Have you heard it said that the Boomer generation will consume three generations of wealth?
- what they inherited from their parents
- what they earned while working
- what they agreed to finance - which others will pay for
Further, the demands for creature comforts and a consumptive lifestyle wear out infrastructure and raise the cost and expectation of the minimum economic baseline for a household. Subsequent generations then inherit the replacement cost and the debt, in addition to the higher cost of entering adulthood, finishing an education, and setting up a home.
It would be difficult to prove anything engineered or conspiratorial here. Rather, it seems a collective punting - a socially-approved unwillingness to take responsibility with the belief that others, somewhere and somehow, will make it right once more, later on. Or, if there us a willingness to assign responsibility, it is someone else's - those Democrats, those Republicans, those who move further right or left of that, those moderate centrists who talk about a middle that no longer exists, those older or younger folks, the cynics, the idealists, the entrenched, the disruptors, the Russians, Mexicans, Koreans, Arabs, or Chinese.
Leon Trotsky, infamous as an engineer of the violent Russian Revolution, noted a similar triple-generation expense paid by the Soviet population. He wrote pensively in 1936, after the tragic deaths of four of his adult children and not long before his own assassination. Trotsky noted the violence lived in Russia during the last gasps of the Tsarist hold on power (generation one). He reflected on the carnage of the 1917 revolution with the World War and civil wars that followed (generation two). He wrote this at the time of Stalinist purges that tortured and executed his revolutionary comrades and their children, including his own (generation three). Even then, Trotzky believed that much of what took place was necessary - and even more might be required.

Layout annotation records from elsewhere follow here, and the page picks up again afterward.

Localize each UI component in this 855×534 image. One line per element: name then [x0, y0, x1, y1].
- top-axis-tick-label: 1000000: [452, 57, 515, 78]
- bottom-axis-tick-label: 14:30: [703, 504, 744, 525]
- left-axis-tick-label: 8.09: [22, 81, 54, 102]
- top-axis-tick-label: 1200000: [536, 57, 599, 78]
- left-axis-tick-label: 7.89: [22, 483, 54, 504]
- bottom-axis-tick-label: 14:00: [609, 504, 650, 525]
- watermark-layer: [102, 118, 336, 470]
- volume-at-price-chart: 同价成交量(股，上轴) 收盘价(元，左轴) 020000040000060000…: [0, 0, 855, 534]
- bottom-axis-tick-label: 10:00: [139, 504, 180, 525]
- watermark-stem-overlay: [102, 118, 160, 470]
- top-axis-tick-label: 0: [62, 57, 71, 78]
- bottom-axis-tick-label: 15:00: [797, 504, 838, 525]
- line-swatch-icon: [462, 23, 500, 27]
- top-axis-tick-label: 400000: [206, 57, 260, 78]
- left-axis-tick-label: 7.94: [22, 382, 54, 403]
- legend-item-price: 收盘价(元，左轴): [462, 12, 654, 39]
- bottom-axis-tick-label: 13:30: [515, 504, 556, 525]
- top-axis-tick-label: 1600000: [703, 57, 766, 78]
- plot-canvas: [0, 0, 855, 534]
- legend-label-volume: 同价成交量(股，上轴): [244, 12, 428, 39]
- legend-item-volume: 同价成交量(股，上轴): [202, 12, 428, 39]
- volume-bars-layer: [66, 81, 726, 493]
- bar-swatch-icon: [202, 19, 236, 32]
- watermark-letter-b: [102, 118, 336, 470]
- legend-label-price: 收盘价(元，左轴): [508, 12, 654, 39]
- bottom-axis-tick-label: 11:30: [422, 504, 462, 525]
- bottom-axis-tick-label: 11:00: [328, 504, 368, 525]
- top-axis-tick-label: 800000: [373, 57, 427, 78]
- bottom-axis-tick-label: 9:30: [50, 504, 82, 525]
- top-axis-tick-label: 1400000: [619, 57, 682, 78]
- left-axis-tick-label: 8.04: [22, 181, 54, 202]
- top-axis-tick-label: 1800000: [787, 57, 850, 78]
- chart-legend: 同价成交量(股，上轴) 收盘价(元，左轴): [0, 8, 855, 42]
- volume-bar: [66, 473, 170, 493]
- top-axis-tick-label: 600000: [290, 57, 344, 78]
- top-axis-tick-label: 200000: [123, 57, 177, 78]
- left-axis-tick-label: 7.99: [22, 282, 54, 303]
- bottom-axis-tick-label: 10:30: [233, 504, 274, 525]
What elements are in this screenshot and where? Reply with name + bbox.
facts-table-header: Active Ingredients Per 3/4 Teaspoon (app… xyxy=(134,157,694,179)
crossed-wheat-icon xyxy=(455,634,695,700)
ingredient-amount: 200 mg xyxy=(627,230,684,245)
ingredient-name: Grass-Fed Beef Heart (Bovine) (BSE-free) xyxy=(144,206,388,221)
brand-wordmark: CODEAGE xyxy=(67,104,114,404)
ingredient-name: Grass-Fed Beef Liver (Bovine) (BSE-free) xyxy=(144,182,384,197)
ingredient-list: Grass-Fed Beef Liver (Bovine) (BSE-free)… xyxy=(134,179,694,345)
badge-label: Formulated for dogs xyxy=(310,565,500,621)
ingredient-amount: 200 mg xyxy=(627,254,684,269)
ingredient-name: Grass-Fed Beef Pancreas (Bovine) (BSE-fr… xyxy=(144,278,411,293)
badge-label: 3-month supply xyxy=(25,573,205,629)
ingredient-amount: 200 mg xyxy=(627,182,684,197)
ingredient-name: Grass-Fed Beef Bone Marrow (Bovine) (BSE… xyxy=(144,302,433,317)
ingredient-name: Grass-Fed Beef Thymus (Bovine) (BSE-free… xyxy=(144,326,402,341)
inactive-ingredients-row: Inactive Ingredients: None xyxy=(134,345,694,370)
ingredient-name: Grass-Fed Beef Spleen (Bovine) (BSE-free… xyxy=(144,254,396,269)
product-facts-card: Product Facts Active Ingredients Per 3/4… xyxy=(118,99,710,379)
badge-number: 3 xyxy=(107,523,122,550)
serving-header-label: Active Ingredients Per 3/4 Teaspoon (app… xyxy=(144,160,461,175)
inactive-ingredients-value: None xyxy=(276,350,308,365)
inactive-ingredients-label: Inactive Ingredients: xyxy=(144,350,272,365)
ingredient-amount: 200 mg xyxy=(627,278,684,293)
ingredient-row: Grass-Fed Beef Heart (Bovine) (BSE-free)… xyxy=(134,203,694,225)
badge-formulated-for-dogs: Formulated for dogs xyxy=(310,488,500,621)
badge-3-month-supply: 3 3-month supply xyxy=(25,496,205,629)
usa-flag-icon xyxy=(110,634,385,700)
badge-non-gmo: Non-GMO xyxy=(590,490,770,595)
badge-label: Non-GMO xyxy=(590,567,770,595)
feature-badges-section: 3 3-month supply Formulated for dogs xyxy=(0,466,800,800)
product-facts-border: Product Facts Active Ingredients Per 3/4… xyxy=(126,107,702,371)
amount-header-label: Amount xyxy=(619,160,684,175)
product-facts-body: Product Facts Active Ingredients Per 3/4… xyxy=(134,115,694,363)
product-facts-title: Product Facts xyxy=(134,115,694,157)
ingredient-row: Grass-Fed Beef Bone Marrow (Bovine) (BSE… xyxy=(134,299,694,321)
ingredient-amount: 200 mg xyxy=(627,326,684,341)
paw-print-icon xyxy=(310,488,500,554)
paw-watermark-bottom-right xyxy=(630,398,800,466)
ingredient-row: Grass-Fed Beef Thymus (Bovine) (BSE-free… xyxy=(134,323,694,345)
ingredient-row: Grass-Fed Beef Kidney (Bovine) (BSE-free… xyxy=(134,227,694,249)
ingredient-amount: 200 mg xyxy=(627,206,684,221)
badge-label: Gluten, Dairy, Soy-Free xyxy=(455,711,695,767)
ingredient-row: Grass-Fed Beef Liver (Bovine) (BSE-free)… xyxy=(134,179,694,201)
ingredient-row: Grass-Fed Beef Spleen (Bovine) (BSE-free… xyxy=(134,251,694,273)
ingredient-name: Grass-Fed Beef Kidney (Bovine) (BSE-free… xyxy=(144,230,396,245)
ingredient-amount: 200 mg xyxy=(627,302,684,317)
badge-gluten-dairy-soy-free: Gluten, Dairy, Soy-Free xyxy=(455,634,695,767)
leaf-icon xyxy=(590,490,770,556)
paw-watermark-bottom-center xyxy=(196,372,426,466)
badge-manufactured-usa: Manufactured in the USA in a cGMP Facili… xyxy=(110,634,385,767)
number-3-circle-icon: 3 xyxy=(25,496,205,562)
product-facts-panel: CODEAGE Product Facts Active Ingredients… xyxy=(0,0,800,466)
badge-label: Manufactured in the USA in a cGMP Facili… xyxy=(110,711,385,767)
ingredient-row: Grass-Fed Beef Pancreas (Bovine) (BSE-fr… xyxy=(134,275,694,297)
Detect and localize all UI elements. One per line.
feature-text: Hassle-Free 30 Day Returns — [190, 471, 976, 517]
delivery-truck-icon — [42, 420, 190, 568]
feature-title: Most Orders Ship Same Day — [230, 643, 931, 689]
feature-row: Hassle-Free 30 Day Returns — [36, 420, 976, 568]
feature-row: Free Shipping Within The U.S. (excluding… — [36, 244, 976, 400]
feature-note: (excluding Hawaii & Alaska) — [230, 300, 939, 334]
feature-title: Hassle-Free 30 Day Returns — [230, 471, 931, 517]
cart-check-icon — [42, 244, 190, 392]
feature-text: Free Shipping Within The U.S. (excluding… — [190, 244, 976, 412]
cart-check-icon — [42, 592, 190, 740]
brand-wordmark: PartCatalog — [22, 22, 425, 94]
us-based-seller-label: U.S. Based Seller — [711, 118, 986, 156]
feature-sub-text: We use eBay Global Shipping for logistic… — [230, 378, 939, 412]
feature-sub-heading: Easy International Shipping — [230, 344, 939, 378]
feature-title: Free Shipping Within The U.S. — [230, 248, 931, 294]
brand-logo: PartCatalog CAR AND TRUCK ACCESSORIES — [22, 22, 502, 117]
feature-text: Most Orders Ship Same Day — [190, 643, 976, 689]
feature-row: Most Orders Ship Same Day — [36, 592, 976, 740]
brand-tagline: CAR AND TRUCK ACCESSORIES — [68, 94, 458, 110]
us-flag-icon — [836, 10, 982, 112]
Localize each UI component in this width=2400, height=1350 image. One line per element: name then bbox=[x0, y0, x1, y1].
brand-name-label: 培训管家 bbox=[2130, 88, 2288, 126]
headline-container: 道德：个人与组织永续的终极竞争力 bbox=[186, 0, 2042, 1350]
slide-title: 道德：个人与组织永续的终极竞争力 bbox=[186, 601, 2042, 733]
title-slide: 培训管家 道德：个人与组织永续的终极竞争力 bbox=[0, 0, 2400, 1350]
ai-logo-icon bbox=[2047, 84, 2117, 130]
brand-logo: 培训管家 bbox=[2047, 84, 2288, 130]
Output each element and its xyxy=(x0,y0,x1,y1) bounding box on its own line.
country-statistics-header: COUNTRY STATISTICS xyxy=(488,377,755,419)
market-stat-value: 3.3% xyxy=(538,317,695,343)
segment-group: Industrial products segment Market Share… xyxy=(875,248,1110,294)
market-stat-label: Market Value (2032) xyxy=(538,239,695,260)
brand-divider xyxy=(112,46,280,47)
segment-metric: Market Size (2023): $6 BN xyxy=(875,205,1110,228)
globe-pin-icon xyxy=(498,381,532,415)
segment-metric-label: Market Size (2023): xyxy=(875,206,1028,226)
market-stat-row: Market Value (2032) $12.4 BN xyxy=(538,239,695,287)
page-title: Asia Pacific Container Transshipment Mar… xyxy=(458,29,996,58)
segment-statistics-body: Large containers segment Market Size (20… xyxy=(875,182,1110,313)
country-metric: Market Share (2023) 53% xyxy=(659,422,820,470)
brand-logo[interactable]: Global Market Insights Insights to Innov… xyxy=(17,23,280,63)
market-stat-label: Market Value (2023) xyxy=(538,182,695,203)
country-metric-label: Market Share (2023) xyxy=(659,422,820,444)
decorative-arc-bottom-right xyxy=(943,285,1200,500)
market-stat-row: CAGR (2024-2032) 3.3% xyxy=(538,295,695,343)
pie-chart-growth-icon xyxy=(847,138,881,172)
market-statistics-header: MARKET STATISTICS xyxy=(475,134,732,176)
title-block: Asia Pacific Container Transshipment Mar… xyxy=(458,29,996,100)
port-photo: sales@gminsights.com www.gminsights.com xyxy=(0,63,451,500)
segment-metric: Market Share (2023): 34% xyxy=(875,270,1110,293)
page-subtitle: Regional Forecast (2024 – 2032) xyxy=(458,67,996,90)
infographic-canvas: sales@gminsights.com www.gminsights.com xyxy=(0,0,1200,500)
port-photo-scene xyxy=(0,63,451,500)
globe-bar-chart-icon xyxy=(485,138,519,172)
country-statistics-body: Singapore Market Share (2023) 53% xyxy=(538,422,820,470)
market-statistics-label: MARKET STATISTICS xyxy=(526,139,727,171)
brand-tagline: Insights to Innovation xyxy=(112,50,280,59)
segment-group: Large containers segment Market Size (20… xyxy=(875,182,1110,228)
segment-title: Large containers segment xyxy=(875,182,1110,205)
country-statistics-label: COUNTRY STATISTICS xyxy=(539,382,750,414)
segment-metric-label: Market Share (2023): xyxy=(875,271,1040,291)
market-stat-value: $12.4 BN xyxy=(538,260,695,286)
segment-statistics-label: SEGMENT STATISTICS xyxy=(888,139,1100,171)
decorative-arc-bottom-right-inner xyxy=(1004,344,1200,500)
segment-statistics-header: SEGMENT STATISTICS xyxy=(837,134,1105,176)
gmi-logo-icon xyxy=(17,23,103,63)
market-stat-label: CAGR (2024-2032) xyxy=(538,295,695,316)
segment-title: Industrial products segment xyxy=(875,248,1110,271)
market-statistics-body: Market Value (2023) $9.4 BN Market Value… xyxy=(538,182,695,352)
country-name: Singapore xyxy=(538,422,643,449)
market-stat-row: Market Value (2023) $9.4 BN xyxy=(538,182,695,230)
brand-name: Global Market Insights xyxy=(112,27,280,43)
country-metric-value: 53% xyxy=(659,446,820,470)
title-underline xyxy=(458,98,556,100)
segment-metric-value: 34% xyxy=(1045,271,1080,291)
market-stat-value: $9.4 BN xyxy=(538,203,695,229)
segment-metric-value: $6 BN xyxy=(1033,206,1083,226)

So much of what leaves the world bloody and bruised, all too often literally, grows from the belief that there is lack and unfairness. The definition of justice becomes twisted into "taking it back" and" getting what is coming to us," rather than a righteous benevolence we contribute to others at our own expense.
Might does not make right. Neither does righting a wrong with a wrong.
We are left, always, with the difficult work of building with future generations in mind, and with the hope of a delayed satisfaction that one of our grandchildren will join with us in building with their grandchildren in mind.